We can set x = 2 and solve for y:
40(2) + 100y = 1000
80 + 100y = 1000
100y = 920
y = 9.2
Since the number of watercolors must be a whole number, we can let y = 9 and solve for x:
40x + 100(9) = 1000
40x + 900 = 1000
40x = 100
x = 2.5
Since the number of pastels must be a whole number, we can let x = 2 and solve for y:
40(2) + 100y = 1000
80 + 100y = 1000
100y = 920
y = 9.2
So another combination would be 2 pastels and 9 watercolors.
We can set x = 3 and solve for y:
40(3) + 100y = 1000
120 + 100y = 1000
100y = 880
y = 8.8
Since the number of watercolors must be a whole number, we can let y = 9 and solve for x:
40x + 100(9) = 1000
40x + 900 = 1000
40x = 100
x = 2.5
Since the number of pastels must be a whole number, we can let x = 2 and solve for y:
40(2) + 100y = 1000
80 + 100y = 1000
100y = 920
y = 9.2
So another combination would be 2 pastels and 9 watercolors.
a.
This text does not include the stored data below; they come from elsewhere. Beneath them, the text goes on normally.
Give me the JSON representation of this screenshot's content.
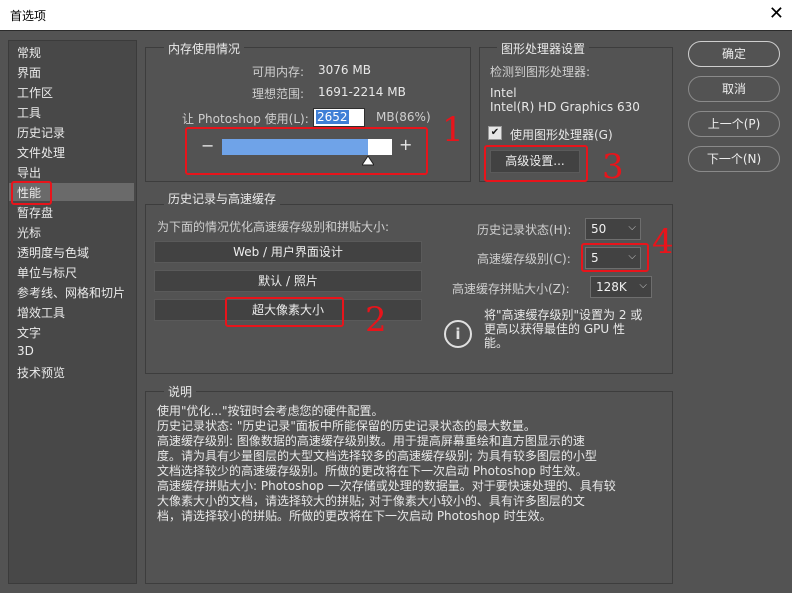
{
  "window": {
    "title": "首选项",
    "close": "✕"
  },
  "sidebar": {
    "items": [
      {
        "label": "常规"
      },
      {
        "label": "界面"
      },
      {
        "label": "工作区"
      },
      {
        "label": "工具"
      },
      {
        "label": "历史记录"
      },
      {
        "label": "文件处理"
      },
      {
        "label": "导出"
      },
      {
        "label": "性能"
      },
      {
        "label": "暂存盘"
      },
      {
        "label": "光标"
      },
      {
        "label": "透明度与色域"
      },
      {
        "label": "单位与标尺"
      },
      {
        "label": "参考线、网格和切片"
      },
      {
        "label": "增效工具"
      },
      {
        "label": "文字"
      },
      {
        "label": "3D"
      },
      {
        "label": "技术预览"
      }
    ],
    "selected": "性能"
  },
  "memory": {
    "title": "内存使用情况",
    "available_label": "可用内存:",
    "available_value": "3076 MB",
    "ideal_label": "理想范围:",
    "ideal_value": "1691-2214 MB",
    "let_label": "让 Photoshop 使用(L):",
    "let_value": "2652",
    "unit_label": "MB(86%)",
    "minus": "−",
    "plus": "+",
    "slider_level": 0.86
  },
  "gpu": {
    "title": "图形处理器设置",
    "detected_label": "检测到图形处理器:",
    "vendor": "Intel",
    "model": "Intel(R) HD Graphics 630",
    "use_label": "使用图形处理器(G)",
    "use_checked": "✔",
    "advanced_button": "高级设置..."
  },
  "buttons": {
    "ok": "确定",
    "cancel": "取消",
    "prev": "上一个(P)",
    "next": "下一个(N)"
  },
  "history": {
    "title": "历史记录与高速缓存",
    "optimize_label": "为下面的情况优化高速缓存级别和拼贴大小:",
    "opt_web": "Web / 用户界面设计",
    "opt_default": "默认 / 照片",
    "opt_huge": "超大像素大小",
    "states_label": "历史记录状态(H):",
    "states_value": "50",
    "cache_levels_label": "高速缓存级别(C):",
    "cache_levels_value": "5",
    "tile_label": "高速缓存拼贴大小(Z):",
    "tile_value": "128K",
    "info_icon": "i",
    "info_line1": "将\"高速缓存级别\"设置为 2 或",
    "info_line2": "更高以获得最佳的 GPU 性",
    "info_line3": "能。",
    "arrow": "⌵"
  },
  "description": {
    "title": "说明",
    "lines": [
      "使用\"优化...\"按钮时会考虑您的硬件配置。",
      "历史记录状态: \"历史记录\"面板中所能保留的历史记录状态的最大数量。",
      "高速缓存级别: 图像数据的高速缓存级别数。用于提高屏幕重绘和直方图显示的速",
      "度。请为具有少量图层的大型文档选择较多的高速缓存级别; 为具有较多图层的小型",
      "文档选择较少的高速缓存级别。所做的更改将在下一次启动 Photoshop 时生效。",
      "高速缓存拼贴大小: Photoshop 一次存储或处理的数据量。对于要快速处理的、具有较",
      "大像素大小的文档，请选择较大的拼贴; 对于像素大小较小的、具有许多图层的文",
      "档，请选择较小的拼贴。所做的更改将在下一次启动 Photoshop 时生效。"
    ]
  },
  "annotations": {
    "n1": "1",
    "n2": "2",
    "n3": "3",
    "n4": "4"
  },
  "colors": {
    "accent_slider": "#6fa3e8",
    "annotation_red": "#e8141b"
  }
}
Let's define the variables:
- Let x be the number of pastels Owen makes.
- Let y be the number of watercolors Owen makes.
Now, let's write the inequalities for the given constraints:
1. The total cost of materials used cannot exceed $180:
5x + 15y ≤ 180
2. Owen can make at most 16 pictures:
x + y ≤ 16
3. Both x and y must be non-negative:
x ≥ 0
y ≥ 0
Therefore, the system of inequalities representing this situation is:
5x + 15y ≤ 180
x + y ≤ 16
x ≥ 0
y ≥ 0
b. The inequalities in the system represent all the constraints that Owen needs to follow in order to make a reasonable profit while considering the given conditions. By solving this system, we can find different combinations of pastels and watercolors that fulfill these conditions.
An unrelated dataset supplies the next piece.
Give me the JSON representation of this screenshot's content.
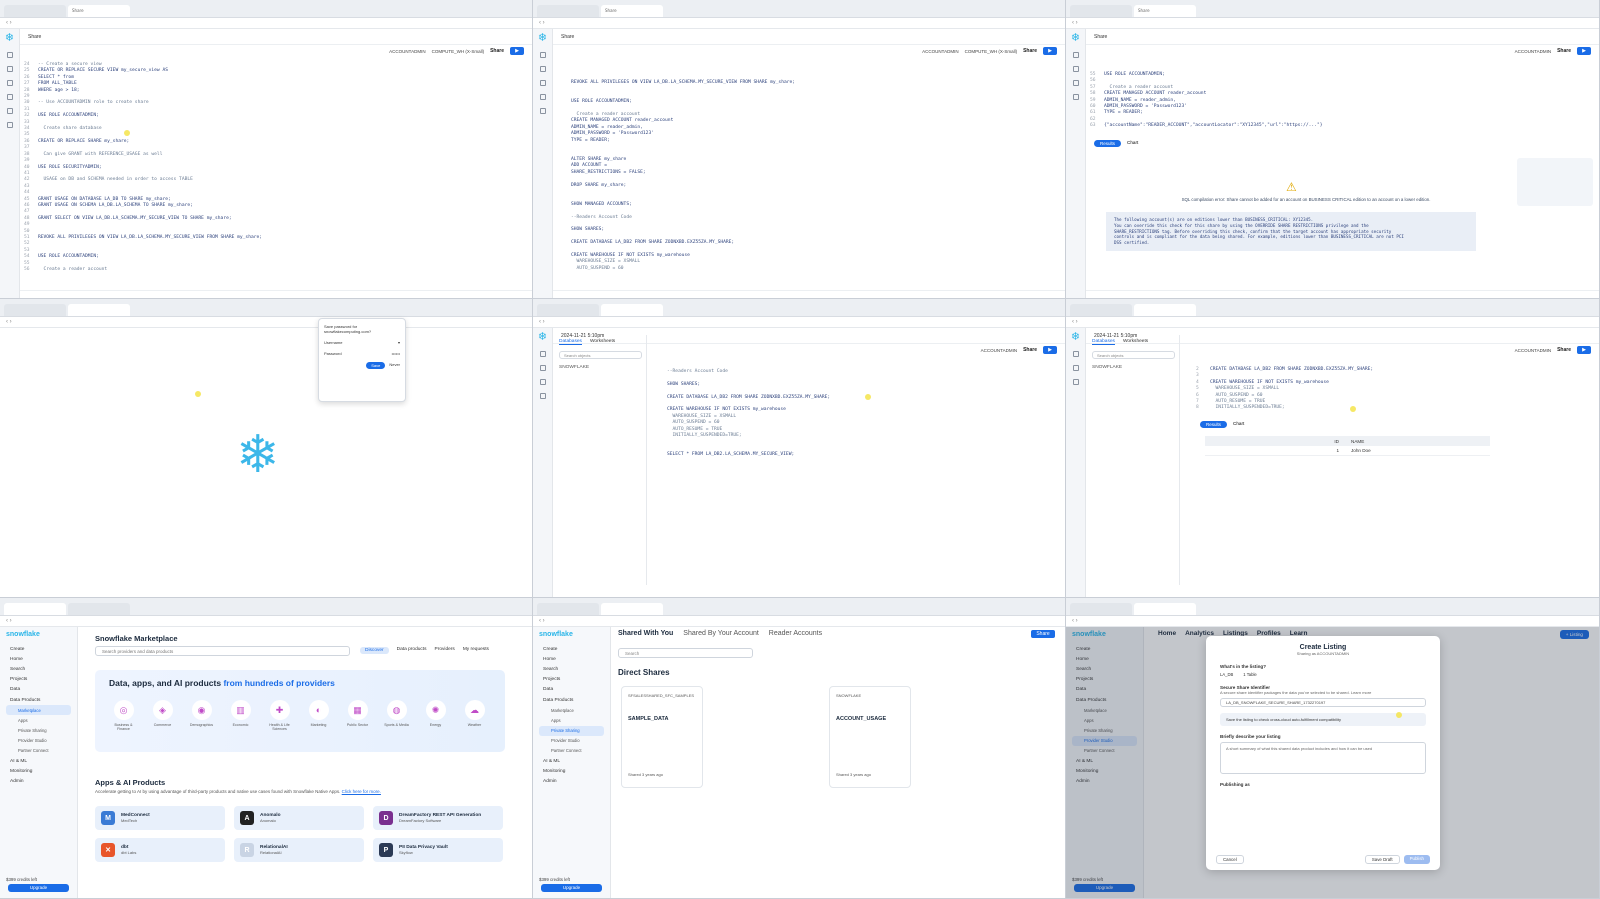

d. To find three different combinations of watercolors and pastels that would earn Owen a profit of exactly $1,000, we need to solve the system of inequalities where the profit expressions are equated to $1,000.
Let's set up the equations for the profit:
- For pastels: Profit from each pastel = $40
Therefore, the profit from x pastels = 40x
- For watercolors: Profit from each watercolor = $100
Therefore, the profit from y watercolors = 100y
Now, we need to find three different combinations of x and y such that the total profit from pastels and watercolors adds up to exactly $1,000.
Using the equations: 40x + 100y = 1000
We can find some possible combinations by substituting different values for x and solving for y.
Possible combinations are:
1. Let x = 5 and y = 6
In this case, 40(5) + 100(6) = 200 + 600 = $800.
2. Let x = 4 and y = 8
In this case, 40(4) + 100(8) = 160 + 800 = $960.
3. Let x = 2 and y = 10
In this case, 40(2) + 100(10) = 80 + 1000 = $1,080.
Note: It is not possible to find an exact combination that results in a profit of exactly $1,000. However, the three combinations mentioned above are the closest to this target profit.